The capitalists who own the means of living in society derive their wealth from the unpaid labour of the working class, that is, the amount of labour produced over and above the labour time that they pay for in workers’ wages and salaries. Thus it is in their interests to extract the maximum amount of this surplus labour. In the early days, they attempted to achieve this by lowering wages to the lowest level they could get away with and extending the working day for as long as possible. Women and children were drawn into the production process and were exploited ruthlessly. To resist this encroachment of capital, workers combined to form trade unions. Strike action and collective agitation were their weapons.

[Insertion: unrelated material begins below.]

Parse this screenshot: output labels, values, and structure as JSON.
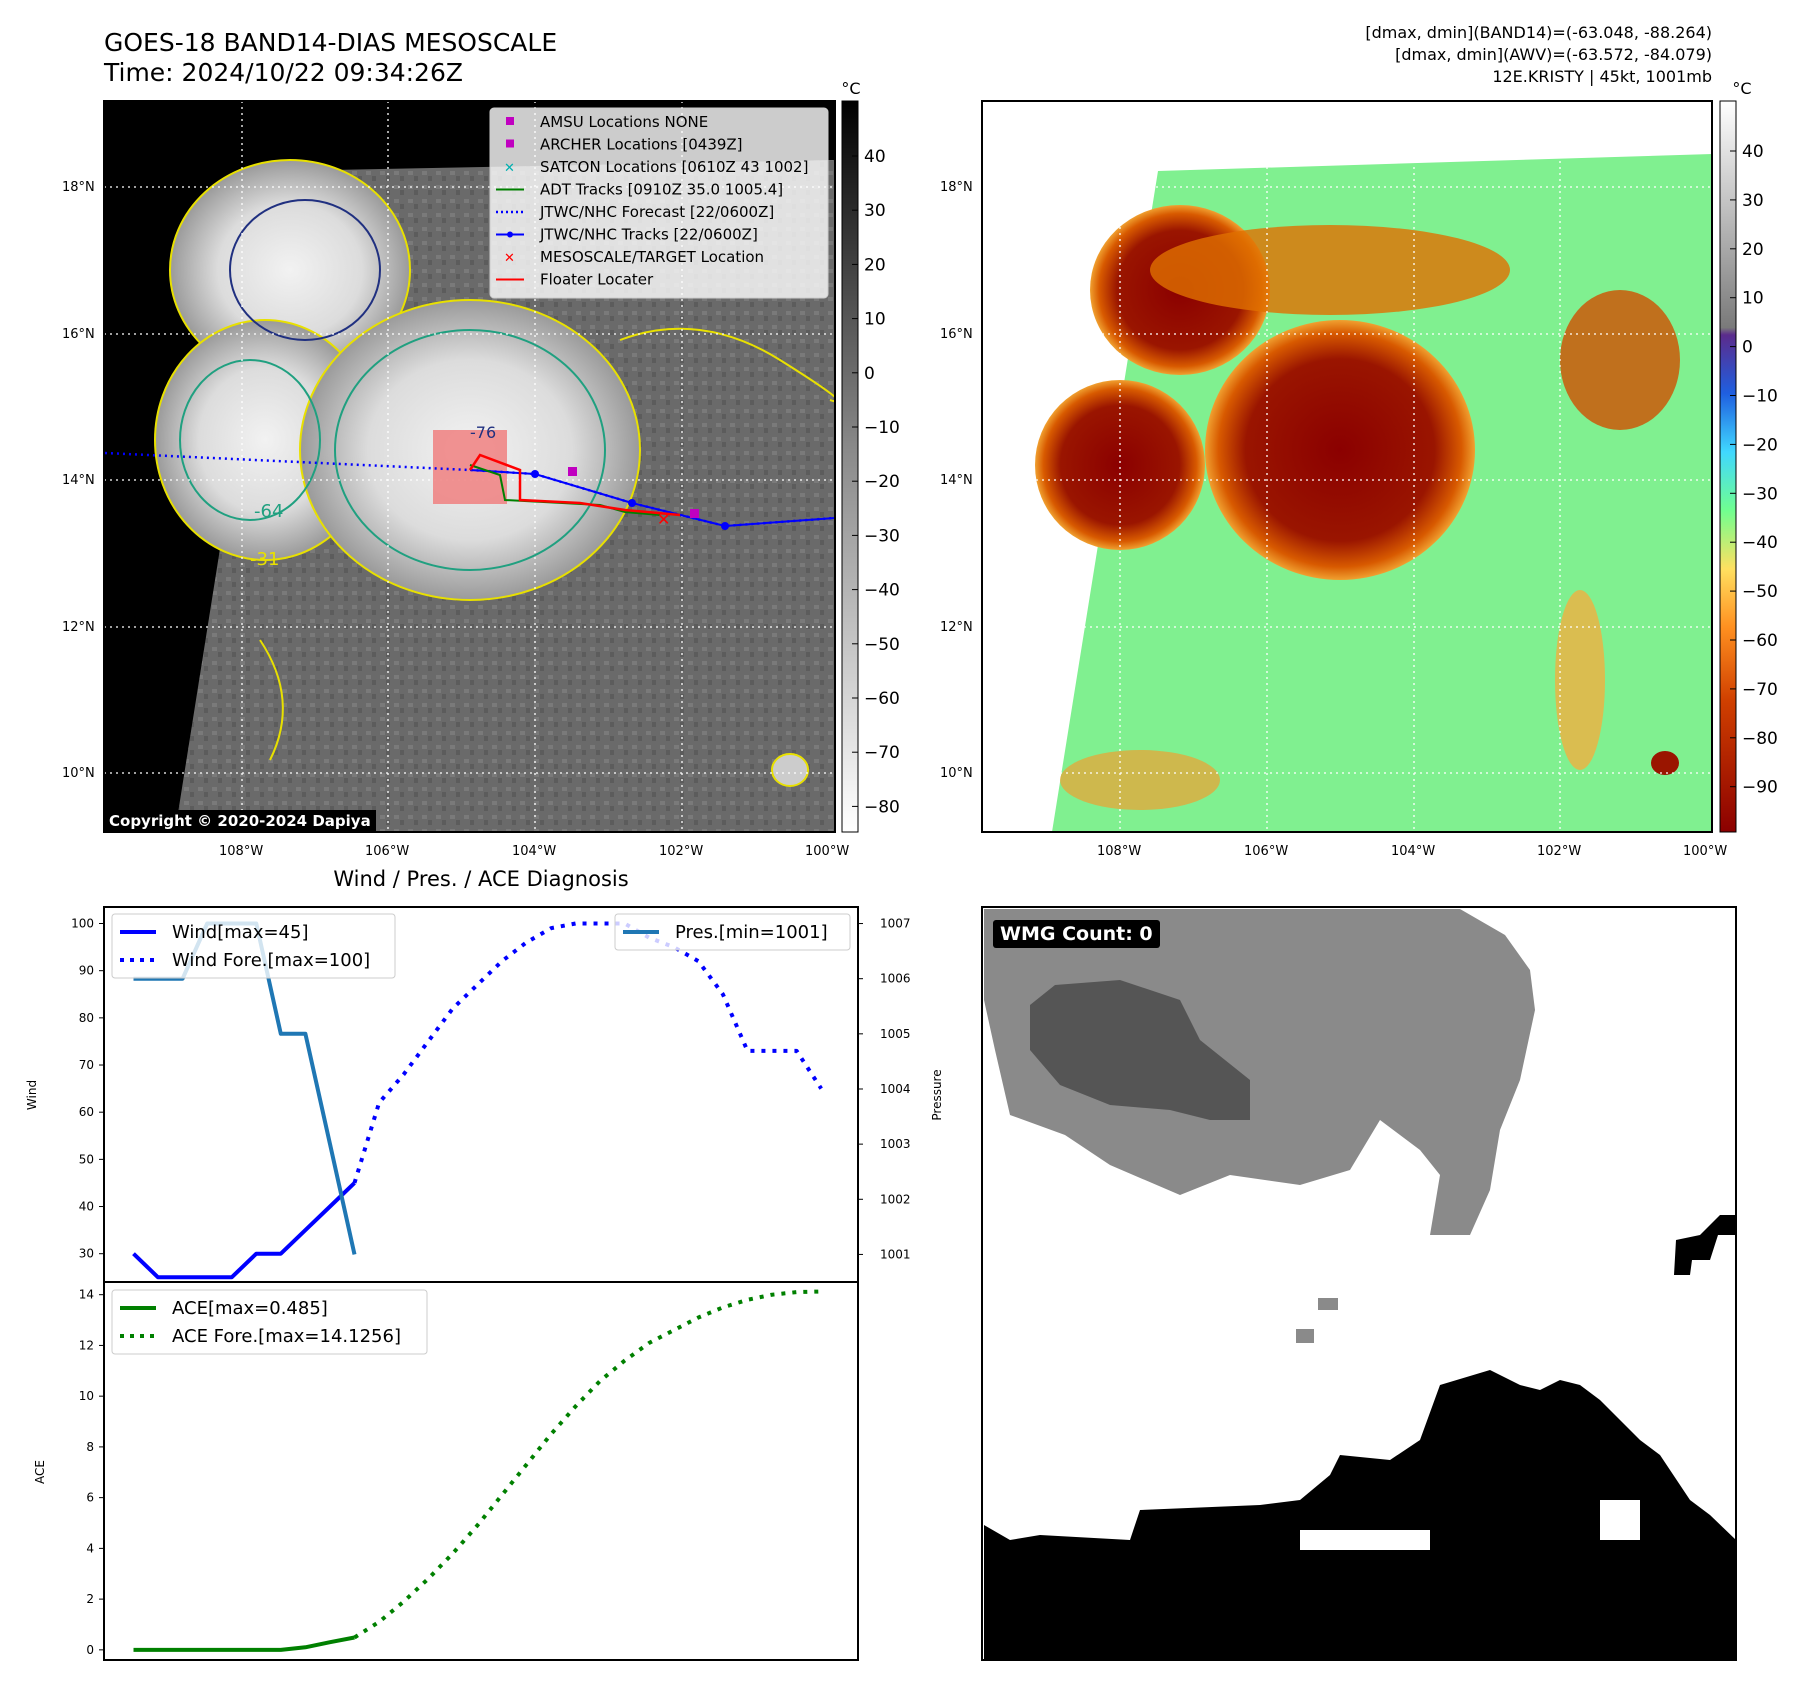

In the nineteenth century, agitation by British workers successfully forced the government to concede the reduction in the working day to 10 hours and later on to 8 hours. The historic examples were the East End matchmakers’ strike of 1888, the London dock workers’ strike of 1889 and the UK General Strike of 1926. In more recent decades there were notable strikes by the UK coalminers in the 1970s and 1980s and currently we also have the Gilet Jaunes movement in France that has been making the headlines.
With the increasing application of technology to production, capitalists have been able to increase the productivity of workers and extract more surplus value without extending the working day. Although the workers work shorter hours on average and have seen improvements in their living standards, they still, in many ways, come into conflict with their employers over pay and conditions. Public sector workers have also organised strikes against their employers, the state. We have also seen the struggles of more marginalised workers – women, ethnic minorities and gays – against discrimination and for greater equality.
Socialists support workers being organised in trade unions to defend their interests. Many gains have been achieved by collective action, but they do not alter the position of workers as an exploited class within capitalism. Trade union and other collective activity cannot eradicate the problems of poverty, unemployment and homelessness. Moreover, gains may be reversed over time; in the 1960s, British banking unions successfully secured the ending of Saturday working, only to find it being reintroduced years later.
For workers to end their exploitation and secure real freedom, they need to take the next step and organise for socialism, a worldwide society of common ownership where there are no employers or employees and everyone can participate equally with free access to what they need.